Kekhawatiran Muncul Usai Kepastian Turun Takhta Kaisar Jepang

Arpan Rahman    •    Jumat, 01 Dec 2017 18:09 WIB
jepangkaisar jepang
Kekhawatiran Muncul Usai Kepastian Turun Takhta Kaisar Jepang
Kaisar Akihito akan turun takhta pada 30 April 2019 (Foto: AFP).

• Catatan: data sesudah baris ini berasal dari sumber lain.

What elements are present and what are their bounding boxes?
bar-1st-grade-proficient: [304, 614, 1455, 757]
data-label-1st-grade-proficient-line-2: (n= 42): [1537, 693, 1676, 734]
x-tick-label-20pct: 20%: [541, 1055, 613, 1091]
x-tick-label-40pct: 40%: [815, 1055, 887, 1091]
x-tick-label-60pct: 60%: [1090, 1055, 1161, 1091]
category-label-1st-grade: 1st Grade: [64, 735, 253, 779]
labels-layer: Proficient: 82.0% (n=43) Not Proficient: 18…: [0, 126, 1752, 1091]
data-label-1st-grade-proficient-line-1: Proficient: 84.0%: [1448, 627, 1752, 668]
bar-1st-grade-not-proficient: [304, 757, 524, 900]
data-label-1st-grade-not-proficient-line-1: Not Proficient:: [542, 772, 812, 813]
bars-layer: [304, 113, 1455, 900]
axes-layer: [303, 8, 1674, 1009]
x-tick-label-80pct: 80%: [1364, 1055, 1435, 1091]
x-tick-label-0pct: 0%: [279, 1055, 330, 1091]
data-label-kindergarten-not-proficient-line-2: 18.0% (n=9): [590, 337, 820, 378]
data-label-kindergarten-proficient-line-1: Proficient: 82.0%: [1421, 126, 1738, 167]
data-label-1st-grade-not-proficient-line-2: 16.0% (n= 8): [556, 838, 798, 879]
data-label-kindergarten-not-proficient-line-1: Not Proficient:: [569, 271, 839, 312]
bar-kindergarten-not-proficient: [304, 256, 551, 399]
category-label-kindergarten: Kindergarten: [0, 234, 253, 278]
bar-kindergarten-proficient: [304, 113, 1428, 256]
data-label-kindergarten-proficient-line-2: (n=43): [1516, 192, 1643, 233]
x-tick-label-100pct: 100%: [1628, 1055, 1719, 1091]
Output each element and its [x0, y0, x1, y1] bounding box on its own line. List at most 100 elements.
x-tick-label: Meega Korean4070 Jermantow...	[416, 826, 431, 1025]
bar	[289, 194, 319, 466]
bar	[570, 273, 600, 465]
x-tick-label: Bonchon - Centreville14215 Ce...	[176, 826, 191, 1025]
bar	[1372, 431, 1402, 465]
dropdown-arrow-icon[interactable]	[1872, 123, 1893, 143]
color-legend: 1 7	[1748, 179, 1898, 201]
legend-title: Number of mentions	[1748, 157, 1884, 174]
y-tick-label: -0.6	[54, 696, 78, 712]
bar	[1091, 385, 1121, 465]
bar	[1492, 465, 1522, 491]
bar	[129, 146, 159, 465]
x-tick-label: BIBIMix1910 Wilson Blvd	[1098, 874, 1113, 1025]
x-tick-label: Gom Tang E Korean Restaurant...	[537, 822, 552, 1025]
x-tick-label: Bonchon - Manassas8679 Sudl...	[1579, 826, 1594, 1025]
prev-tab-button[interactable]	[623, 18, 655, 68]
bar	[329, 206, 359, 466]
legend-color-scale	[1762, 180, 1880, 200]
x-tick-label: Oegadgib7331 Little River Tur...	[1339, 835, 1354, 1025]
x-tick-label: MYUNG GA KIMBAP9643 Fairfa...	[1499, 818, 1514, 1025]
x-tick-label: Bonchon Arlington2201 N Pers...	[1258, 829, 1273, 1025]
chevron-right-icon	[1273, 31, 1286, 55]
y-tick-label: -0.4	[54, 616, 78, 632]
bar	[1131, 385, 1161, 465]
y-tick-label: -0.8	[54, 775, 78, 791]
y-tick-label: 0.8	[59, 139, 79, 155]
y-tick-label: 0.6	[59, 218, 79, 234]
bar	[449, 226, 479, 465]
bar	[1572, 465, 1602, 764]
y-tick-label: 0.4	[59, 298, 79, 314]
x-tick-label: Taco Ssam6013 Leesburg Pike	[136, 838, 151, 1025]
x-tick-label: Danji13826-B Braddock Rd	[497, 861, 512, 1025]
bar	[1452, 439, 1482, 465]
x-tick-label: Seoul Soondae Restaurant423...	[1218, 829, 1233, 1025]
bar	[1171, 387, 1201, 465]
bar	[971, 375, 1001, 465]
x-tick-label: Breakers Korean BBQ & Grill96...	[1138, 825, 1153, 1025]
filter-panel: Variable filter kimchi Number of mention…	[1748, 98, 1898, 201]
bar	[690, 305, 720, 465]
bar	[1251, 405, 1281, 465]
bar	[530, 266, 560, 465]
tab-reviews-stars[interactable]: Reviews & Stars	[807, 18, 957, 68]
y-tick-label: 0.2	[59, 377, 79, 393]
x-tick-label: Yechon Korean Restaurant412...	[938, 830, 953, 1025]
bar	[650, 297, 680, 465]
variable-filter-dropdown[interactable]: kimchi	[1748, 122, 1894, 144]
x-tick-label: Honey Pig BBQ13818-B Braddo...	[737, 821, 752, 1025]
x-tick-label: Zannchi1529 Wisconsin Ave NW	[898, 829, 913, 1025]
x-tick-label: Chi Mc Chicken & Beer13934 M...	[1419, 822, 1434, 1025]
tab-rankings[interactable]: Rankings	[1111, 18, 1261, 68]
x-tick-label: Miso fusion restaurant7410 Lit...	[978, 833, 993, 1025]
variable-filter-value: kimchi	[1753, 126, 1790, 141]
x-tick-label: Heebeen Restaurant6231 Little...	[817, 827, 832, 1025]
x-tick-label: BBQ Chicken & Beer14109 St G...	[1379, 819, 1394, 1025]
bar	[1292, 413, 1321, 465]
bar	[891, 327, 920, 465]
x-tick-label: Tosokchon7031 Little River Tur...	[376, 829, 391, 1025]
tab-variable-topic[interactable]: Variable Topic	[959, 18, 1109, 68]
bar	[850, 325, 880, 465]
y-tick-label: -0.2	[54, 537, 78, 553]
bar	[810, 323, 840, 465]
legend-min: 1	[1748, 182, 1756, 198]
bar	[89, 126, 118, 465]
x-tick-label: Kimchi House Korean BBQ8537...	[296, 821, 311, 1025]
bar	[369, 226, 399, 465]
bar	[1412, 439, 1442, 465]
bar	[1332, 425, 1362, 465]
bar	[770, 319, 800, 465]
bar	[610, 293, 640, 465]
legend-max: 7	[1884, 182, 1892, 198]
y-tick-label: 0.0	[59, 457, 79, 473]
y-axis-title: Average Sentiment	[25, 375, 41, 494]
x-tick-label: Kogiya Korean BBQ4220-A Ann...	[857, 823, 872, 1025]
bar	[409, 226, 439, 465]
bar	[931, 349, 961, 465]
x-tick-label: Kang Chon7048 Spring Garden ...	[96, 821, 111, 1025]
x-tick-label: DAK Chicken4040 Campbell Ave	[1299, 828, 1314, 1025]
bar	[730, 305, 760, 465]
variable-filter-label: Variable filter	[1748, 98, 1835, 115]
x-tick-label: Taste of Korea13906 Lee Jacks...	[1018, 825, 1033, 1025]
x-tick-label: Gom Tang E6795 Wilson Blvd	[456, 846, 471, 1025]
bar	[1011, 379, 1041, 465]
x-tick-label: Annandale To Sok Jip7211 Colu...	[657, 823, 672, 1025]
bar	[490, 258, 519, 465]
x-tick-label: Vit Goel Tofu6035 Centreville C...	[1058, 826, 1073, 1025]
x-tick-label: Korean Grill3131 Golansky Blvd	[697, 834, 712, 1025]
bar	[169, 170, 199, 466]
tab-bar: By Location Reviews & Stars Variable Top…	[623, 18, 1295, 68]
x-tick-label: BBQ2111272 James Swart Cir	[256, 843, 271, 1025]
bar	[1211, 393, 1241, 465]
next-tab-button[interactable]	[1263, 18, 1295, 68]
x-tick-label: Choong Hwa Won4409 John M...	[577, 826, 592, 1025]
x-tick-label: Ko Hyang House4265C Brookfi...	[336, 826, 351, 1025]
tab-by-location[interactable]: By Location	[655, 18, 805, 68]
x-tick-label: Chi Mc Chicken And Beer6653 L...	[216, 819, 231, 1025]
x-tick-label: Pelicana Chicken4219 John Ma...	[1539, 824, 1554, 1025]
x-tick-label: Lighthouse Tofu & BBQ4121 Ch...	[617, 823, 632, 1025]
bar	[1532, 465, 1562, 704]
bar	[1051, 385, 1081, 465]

Tokyo: Kaisar Jepang Akihito akan turun tahta pada 30 April 2019. Perdana Menteri mengumumkan pada Jumat, ini kali pertama turunnya kaisar sejak lebih dari dua abad di famili kekaisaran tertua di dunia.
 
 
PM Shinzo Abe mengatakan bahwa dia sangat terharu atas keputusan yang tulus yang diambil pada pertemuan khusus Dewan Kekaisaran demi memutuskan jadwal bagi raja 83 tahun yang populer itu buat mengundurkan diri karena alasan kesehatan.
 
"Pemerintah akan berusaha sekuat tenaga memastikan agar rakyat Jepang bisa merayakan abdikasi kaisar dan suksesi putra mahkota," tambah Abe seperti dilansir AFP, Jumat 1 Desember 2017.
 
Anak tertua Akihito, Putra Mahkota Naruhito 57 tahun, diperkirakan akan naik ke Singgasana Krisan keesokan harinya.
 
Kabar itu ramai di halaman depan surat kabar sore, Sankei Shimbun mendistribusikan edisi khusus abdikasi.
 
Turun takhta itu akan mengakhiri era Heisei yang berlangsung 30 tahun Akihito berada di atas singgasana.
 
Sang kaisar mengejutkan negara itu tahun lalu saat dia mengisyaratkan keinginannya untuk mundur setelah hampir tiga dasawarsa. Ia beralasan soal usia dan masalah kesehatannya.
 
Pernah terjadi peristiwa turun tahta dalam sejarah kekaisaran Jepang yang panjang, dimulai lebih dari 2.600 tahun lalu. Namun yang terakhir lebih dari dua abad lampau.
 
Akihito menjadi kaisar ke-125 yang duduk di Singgasana Krisan sejak Kaisar Jimmu, yang dikatakan sebagai keturunan dewa matahari legendaris Amaterasu.
 
Kaisar telah memainkan peran penting dalam agama Shinto di negara ini, memimpin berbagai upacara dan doa tahunan bagi kemakmuran bangsa.
 
Kaisar dan istrinya Permaisuri Michiko dipandang sebagai wajah monarki yang lebih mudah diakses, yang sebagian besar masih berada dalam bayang-bayang, tidak seperti bangsawan Inggris.
 
Tentangan kepada Kaisar
 
Namun, langkah tak terduga Akihito menimbulkan tantangan karena tidak ada aturan seorang kaisar turun tahta dari kekuasaan yang biasanya seumur hidup.
 
Pada Juni, parlemen mengeluarkan peraturan kali pertama , yang memungkinkan kaisar mundur karena tua.
 
Pelepasan tahta harus dilakukan dalam waktu tiga tahun dan hanya berlaku bagi Akihito. Ia telah diobati dari penyakit kanker prostat dan juga menjalani operasi jantung.
 
Beberapa kalangan khawatir, mengubah peraturan untuk mengizinkan setiap kaisar turun takhta dapat menempatkan raja masa depan Jepang berisiko mengalami manipulasi politik.
 
Status kaisar amat sensitif di Jepang, mengingat sejarah perang abad ke-20 yang dilancarkan atas nama ayah Akihito, Hirohito, yang meninggal pada 1989.
 
Akihito lahir pada 1933 saat Jepang memulai penyerbuan militeristiknya di Asia, dan baru berusia 11 tahun ketika perang berakhir dengan kekalahan.
 
Ayahnya diizinkan untuk tetap berada di atas takhta setelah kekalahan Jepang, namun statusnya diturunkan menjadi tokoh tanpa kekuatan politik.